Strong link between poverty and hospital admissions for dental infections

A four-year study of 378 patients admitted to King's College Hospital with cervicofacial infections of odontogenic origin (CIOO) found infection rates nearly double in the most deprived areas compared to the least deprived. Using data from October 2020 to October 2024, researchers analysed admissions across six South East London boroughs: Bexley, Bromley, Greenwich, Lambeth, Lewisham, and Southwark. Infection rates showed a strong negative correlation with the Index of Multiple Deprivation (Spearman's ρ = -0.94, p <0.001), meaning as deprivation increased, infection rates rose consistently.

NHS dental access alone does not explain infection rates

Surprisingly, the availability of NHS primary care dentistry showed no association with infection rates (incidence rate ratio 1.0, p = 0.915). This finding challenges the assumption that expanding dental services alone will reduce severe infections. Researchers suggest unmeasured barriers such as health literacy, cost concerns, mistrust of healthcare providers, and health-seeking behaviours play a larger role. Many patients in deprived areas delay seeking care until infections become severe enough to require hospital admission. The study notes that the COVID-19 pandemic disrupted dental access across all six boroughs from 2020 to 2022, with recovery remaining incomplete by 2024.

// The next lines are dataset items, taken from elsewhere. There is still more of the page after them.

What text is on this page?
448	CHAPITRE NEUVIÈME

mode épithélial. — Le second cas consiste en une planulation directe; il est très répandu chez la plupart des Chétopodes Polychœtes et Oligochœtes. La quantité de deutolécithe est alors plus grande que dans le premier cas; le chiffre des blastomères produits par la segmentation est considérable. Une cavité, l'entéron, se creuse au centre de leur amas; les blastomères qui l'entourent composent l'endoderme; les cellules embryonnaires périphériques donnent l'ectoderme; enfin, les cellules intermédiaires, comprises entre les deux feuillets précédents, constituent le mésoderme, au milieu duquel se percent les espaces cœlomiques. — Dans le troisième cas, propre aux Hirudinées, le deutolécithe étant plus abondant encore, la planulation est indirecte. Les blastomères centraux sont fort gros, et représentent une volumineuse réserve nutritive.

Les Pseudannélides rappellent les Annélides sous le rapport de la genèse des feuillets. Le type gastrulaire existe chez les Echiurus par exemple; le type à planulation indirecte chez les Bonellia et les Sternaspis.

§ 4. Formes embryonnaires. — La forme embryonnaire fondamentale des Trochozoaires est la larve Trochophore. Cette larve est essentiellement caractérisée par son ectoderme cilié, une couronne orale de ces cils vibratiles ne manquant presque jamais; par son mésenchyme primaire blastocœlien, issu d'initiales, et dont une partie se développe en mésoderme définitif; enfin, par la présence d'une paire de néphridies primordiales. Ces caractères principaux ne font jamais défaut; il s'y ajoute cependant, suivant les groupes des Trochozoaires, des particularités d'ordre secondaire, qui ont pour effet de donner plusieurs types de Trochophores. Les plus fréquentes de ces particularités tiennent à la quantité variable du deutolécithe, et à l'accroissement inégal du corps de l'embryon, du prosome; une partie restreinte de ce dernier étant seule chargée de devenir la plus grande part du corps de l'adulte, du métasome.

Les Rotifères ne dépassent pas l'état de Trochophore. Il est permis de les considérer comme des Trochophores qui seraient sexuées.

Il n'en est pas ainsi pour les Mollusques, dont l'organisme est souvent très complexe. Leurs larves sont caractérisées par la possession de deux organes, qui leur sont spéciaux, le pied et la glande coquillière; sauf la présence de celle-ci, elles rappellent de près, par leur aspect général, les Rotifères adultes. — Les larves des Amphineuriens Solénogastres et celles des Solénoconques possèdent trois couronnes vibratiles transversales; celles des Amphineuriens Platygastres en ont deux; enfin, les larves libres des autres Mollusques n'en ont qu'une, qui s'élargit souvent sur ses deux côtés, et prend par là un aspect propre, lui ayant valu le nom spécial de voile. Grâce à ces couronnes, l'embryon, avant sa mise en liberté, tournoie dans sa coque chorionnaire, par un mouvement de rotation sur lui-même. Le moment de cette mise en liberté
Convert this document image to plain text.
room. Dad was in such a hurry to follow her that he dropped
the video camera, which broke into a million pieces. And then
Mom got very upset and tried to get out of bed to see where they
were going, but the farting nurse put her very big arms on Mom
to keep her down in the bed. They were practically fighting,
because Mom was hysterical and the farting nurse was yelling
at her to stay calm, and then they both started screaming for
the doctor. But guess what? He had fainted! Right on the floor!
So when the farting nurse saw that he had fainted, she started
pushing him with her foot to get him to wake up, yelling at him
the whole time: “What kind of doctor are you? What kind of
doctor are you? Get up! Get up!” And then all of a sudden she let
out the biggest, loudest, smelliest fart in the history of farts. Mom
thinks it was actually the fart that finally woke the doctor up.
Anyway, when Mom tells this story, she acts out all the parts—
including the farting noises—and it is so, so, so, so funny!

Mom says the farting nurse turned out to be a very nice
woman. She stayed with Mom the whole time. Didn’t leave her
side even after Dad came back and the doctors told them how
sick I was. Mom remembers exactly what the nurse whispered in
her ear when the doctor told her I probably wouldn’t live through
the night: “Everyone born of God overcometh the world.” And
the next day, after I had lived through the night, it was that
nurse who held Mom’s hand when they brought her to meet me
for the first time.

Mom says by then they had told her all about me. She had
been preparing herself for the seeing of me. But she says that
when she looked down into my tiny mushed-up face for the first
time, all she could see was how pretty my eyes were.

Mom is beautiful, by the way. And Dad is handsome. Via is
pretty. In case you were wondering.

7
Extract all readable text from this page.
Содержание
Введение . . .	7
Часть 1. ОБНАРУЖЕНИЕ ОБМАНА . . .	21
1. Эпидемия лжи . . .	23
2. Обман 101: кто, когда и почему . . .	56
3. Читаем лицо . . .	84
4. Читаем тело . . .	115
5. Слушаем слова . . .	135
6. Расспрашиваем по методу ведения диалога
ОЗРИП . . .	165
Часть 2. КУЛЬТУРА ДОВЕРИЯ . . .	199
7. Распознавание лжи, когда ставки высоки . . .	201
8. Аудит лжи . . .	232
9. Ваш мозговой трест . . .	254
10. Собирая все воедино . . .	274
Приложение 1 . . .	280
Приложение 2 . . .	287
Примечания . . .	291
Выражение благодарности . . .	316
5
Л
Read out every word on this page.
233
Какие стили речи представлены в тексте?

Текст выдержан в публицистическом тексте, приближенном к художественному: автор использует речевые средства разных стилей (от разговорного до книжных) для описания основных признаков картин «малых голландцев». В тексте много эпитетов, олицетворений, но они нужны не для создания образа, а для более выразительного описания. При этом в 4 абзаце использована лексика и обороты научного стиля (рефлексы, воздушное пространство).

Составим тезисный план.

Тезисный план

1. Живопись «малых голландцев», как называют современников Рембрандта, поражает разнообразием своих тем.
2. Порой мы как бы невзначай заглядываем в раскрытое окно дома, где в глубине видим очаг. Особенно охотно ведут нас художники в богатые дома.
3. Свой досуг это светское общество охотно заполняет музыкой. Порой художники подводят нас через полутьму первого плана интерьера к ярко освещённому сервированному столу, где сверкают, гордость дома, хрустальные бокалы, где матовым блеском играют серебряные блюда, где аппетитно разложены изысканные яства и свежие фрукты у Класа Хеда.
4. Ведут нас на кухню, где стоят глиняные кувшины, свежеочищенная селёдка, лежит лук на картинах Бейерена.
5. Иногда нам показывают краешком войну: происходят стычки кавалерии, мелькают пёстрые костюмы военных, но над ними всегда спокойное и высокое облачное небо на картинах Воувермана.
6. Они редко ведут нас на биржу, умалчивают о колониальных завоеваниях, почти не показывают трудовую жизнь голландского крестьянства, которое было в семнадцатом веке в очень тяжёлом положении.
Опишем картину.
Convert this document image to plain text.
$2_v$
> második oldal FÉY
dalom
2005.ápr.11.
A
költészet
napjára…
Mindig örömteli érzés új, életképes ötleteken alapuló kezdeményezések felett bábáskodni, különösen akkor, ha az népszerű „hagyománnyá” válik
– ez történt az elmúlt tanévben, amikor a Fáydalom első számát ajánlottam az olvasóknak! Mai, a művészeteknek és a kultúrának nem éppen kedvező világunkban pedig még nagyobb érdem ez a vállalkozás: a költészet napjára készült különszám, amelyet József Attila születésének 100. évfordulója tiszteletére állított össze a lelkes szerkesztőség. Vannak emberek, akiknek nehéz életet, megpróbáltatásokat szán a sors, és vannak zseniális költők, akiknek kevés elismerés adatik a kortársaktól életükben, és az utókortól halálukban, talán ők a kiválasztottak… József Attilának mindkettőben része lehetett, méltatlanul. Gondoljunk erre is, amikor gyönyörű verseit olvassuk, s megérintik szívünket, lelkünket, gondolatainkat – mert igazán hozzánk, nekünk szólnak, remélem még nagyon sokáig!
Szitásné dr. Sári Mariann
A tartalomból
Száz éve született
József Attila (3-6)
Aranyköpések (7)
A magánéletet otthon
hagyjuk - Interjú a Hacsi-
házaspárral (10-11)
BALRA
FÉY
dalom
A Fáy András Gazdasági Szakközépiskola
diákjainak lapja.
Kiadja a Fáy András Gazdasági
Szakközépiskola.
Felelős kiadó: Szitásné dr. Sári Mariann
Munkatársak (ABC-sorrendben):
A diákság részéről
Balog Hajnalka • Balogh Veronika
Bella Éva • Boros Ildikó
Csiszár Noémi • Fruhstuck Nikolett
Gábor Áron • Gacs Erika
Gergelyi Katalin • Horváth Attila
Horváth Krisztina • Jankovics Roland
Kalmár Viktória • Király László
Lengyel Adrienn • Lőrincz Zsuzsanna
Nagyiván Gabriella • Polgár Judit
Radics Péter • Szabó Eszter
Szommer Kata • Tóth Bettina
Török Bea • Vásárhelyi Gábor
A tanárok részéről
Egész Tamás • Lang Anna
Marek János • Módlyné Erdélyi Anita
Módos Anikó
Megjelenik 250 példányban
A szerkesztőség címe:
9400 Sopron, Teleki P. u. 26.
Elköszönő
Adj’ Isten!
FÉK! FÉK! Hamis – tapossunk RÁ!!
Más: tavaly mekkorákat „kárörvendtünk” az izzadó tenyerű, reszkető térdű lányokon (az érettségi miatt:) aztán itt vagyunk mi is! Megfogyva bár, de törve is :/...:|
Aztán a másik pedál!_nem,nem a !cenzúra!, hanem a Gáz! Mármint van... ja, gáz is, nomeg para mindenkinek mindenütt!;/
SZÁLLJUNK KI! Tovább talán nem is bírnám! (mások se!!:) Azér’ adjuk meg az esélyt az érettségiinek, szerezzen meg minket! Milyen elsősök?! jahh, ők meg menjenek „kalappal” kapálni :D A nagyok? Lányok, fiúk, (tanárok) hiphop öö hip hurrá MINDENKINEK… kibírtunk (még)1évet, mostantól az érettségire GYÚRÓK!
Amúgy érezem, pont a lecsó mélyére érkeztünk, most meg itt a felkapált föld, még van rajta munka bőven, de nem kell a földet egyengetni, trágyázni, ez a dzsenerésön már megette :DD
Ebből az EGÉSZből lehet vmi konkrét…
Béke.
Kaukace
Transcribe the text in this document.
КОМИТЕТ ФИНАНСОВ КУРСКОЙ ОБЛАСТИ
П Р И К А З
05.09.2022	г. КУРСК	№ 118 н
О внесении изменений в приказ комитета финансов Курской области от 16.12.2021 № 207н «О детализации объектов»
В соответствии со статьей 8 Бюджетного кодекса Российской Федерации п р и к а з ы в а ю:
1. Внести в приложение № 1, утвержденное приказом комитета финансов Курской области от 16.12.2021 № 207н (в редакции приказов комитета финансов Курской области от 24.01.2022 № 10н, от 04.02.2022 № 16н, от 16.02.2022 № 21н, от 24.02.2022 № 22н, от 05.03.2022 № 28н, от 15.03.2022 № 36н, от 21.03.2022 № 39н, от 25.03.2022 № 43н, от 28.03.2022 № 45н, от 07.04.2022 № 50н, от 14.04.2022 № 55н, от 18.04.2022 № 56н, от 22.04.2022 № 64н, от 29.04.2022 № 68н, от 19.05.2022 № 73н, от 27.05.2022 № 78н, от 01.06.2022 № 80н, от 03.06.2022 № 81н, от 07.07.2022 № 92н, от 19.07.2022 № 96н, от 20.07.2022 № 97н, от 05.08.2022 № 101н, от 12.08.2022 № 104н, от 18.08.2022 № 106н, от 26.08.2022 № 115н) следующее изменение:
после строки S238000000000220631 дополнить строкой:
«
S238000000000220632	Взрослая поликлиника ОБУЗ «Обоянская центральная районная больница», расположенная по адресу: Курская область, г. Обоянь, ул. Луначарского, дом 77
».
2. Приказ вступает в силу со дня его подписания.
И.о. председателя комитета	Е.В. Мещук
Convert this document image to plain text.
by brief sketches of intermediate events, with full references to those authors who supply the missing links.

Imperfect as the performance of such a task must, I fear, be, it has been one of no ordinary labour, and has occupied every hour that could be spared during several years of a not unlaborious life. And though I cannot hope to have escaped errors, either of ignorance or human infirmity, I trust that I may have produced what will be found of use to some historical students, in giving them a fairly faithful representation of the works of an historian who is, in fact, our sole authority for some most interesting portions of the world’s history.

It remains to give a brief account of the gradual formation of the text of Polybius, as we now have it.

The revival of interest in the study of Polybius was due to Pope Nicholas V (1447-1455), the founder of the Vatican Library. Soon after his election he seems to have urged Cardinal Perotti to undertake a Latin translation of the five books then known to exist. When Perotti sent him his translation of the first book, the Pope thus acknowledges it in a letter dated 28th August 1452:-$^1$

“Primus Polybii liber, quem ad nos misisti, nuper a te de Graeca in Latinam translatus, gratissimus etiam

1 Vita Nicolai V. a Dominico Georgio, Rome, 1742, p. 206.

Implications for public health strategy

The findings indicate that tackling severe odontogenic infections requires interventions beyond service provision. Boroughs with mean deprivation decile scores below five—Southwark, Lambeth, Greenwich, and Lewisham—should be prioritised for targeted public health strategies. Researchers recommend a prevention-focused model combining oral health literacy campaigns with upstream investment in social determinants of health. The study emphasises that CIOO admissions can serve as sentinel events indicating failure at multiple points in the care pathway, including early detection, prevention, and timely access to treatment.